Imagine finding yourself in a large conference hall, with an assistant giving you instructions on how to reach the room for your talk. You are likely to hear something like: turn right at the end of the corridor, head upstairs and reach the third floor: your room is immediately on the left. Succeeding in the task of finding your target location is rather nontrivial because of the length of the instruction and its sequential nature: the flow of actions must be coordinated with a series of visual examinations – like recognizing the end of the corridor or the floor number. Furthermore, navigation complexity dramatically increases if the environment is unknown, and no prior knowledge, such as a map, is available.

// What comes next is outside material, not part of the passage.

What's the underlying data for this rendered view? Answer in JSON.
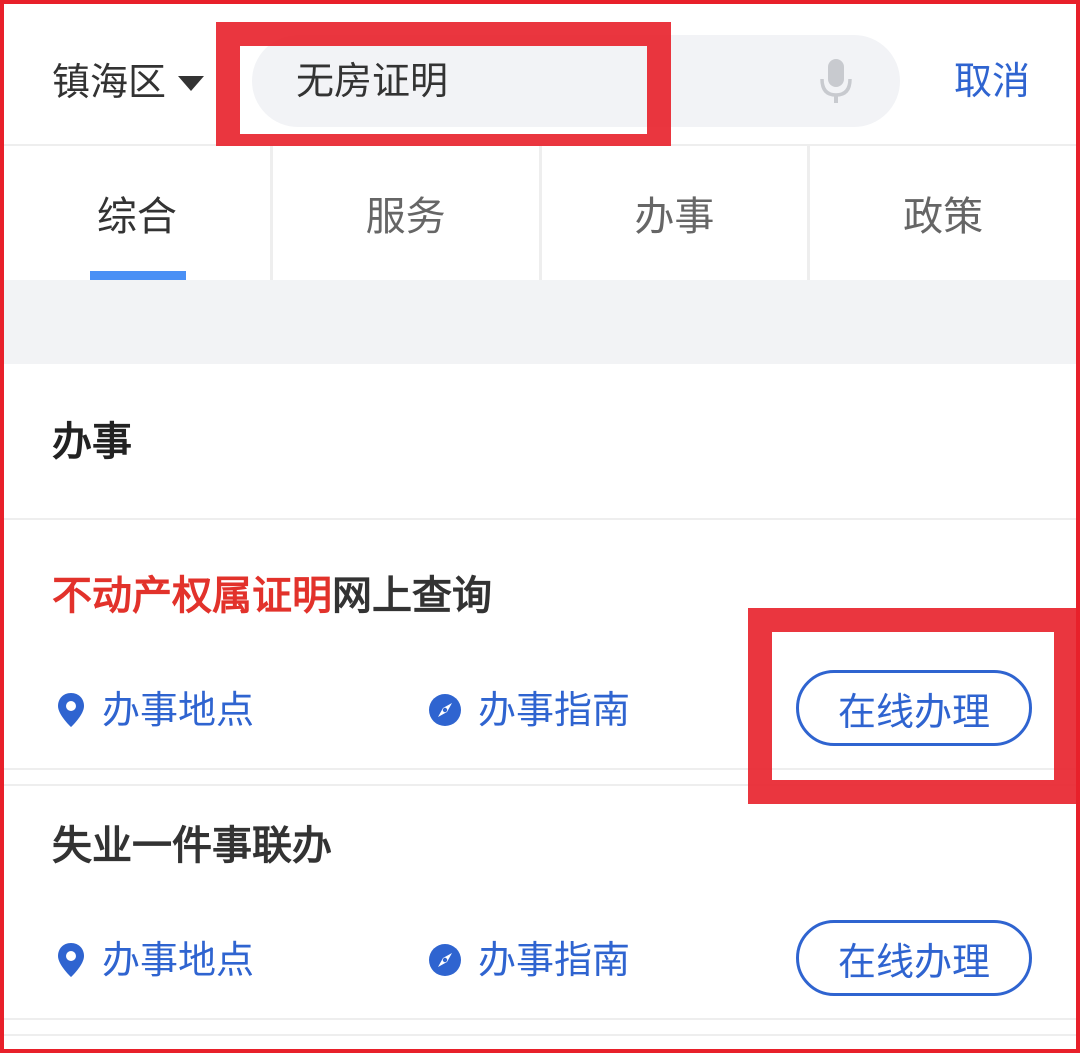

Vision-and-Language Navigation (VLN) [anderson2018vision] is a challenging task that demands an embodied agent to reach a target location by navigating unseen environments, with a natural language instruction as its only clue. Similarly to the previous example, the agent must assess different sub-tasks to succeed. First, a fine-grained comprehension of the given instruction is needed. Then, the agent must be able to map parts of the description into the visual perception. For example, walking past the piano requires to find and focus on the piano, rather than considering other objects in the scene. Finally, the agent needs to understand when the navigation has been completed and send a stop signal.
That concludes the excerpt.